At the CUNY New Business Models for News Project, we are modeling the news ecosystem that we believe will emerge when a metro paper fades away. For our next project -- when funded -- I'd like to tackle this content marketplace infrastructure to look at what is needed: systems to track and pay and conventions to label content and draw audience to -- and thus support -- journalism at its source. With or without an AP, we need to improve the means by which original reporting is found and supported.
Another project I'd like to tackle is the New York Times' favorite subject: how to support a Baghdad bureau in this new ecosystem. I don't know that I have the answer or that there is one. Global Post is one try. There may be a need for support from charitable sources (the subject of my Monday Guardian column, which I'll link to later). The AP and large, ambitious news organizations like The Times report from places where others can't afford to go; we need to look at how to continue to do this.

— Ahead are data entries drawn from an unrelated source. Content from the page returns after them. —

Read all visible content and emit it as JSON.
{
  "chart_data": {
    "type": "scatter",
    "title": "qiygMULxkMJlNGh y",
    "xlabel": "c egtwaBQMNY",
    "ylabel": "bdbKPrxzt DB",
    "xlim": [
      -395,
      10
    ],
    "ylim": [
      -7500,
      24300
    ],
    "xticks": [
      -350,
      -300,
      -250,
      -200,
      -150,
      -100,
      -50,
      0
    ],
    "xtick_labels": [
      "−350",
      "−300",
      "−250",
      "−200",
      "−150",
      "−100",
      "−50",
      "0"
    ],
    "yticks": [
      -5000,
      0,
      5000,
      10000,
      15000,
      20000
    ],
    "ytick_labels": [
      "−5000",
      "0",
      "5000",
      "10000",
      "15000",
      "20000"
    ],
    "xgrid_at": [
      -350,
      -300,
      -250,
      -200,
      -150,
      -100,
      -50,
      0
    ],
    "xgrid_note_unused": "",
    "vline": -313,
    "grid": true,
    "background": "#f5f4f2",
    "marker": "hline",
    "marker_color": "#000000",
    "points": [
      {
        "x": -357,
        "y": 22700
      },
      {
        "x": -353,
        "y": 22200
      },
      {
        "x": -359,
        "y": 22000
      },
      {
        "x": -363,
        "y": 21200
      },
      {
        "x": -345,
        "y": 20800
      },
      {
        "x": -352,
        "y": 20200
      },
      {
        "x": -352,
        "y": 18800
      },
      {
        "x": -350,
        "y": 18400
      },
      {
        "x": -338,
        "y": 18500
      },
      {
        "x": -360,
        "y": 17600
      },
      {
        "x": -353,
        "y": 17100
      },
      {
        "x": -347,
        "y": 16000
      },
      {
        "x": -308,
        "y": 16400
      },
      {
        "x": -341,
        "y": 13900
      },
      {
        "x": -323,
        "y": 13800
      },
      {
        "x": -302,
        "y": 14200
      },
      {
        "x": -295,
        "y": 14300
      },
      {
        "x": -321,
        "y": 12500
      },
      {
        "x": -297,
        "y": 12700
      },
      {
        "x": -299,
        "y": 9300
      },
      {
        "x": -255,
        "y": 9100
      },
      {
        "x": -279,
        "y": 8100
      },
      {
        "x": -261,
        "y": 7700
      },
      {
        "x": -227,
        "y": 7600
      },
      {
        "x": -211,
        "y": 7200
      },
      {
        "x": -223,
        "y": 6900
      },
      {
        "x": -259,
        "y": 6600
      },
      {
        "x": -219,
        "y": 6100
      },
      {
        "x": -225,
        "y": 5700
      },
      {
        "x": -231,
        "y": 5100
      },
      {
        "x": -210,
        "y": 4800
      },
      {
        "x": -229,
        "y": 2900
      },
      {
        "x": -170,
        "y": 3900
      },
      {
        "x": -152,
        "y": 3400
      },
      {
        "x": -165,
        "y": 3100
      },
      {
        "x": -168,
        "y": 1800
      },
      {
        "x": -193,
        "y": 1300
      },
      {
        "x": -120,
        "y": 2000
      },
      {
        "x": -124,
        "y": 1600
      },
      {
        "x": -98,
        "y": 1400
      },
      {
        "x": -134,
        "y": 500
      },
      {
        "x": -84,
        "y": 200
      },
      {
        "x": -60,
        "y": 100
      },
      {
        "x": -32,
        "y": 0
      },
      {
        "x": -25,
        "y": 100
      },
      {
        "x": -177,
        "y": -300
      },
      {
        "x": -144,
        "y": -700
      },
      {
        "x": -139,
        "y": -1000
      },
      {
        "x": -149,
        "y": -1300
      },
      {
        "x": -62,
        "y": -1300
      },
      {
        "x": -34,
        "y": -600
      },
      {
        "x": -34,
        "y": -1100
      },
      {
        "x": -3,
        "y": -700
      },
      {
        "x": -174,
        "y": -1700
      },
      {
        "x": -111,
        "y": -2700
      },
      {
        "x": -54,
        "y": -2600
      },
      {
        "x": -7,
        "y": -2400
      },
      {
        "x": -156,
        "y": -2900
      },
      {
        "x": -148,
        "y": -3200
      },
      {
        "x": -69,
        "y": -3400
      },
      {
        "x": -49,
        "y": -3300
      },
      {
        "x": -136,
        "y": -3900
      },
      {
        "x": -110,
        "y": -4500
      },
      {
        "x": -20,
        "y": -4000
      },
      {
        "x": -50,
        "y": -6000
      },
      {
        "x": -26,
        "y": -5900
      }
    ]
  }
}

That leaves the AP's other role: translating content among media. Well, there's an entrepreneurial opportunity. On Twitter, Reuters' Chris Ahearn volunteered to step in. And online, there's really no need to do that anymore; it takes all media.
Could the AP remake itself? Doubtful. Its owners won't let it be run as a rational business -- redefining rational for the link economy. It also isn't structured to help its members remake themselves. I told the AP a decade ago, when I was still working for a client, that I wished it would start a national ad network for news sites, to help them succeed. But that's just not the way they think.
I've also speculated with folks with money about buying the AP and remaking it for the digital age, without the handcuffs of its ownership structure. But every time, we come back to the gigantic wind-down costs that would entail, getting rid of parts of the operation that aren't needed anymore. And that's the problem: much of it isn't needed anymore. Just ask the many newspapers that are canceling the service along with their $1-million-a-year bills. (See the Star-Ledger that was produced with a single AP pixel.)
So I think there are entrepreneurial opportunities to replace the AP and bring far greater benefit to content creators online -- all content creators, not just the old news oligopoly. It's time to break out the hammers.
(Disclosures: I am a partner at Daylife, a news aggregator. I was an adviser to Publish2, which also traffics in links. I was on the board of Moreover, which aggregates and creates feeds of headlines and links. I did all that because I see the potential of the link economy, by the way. I also wrote a book about Google -- have I told you about that? -- and have discussed many of these ideas with people there.)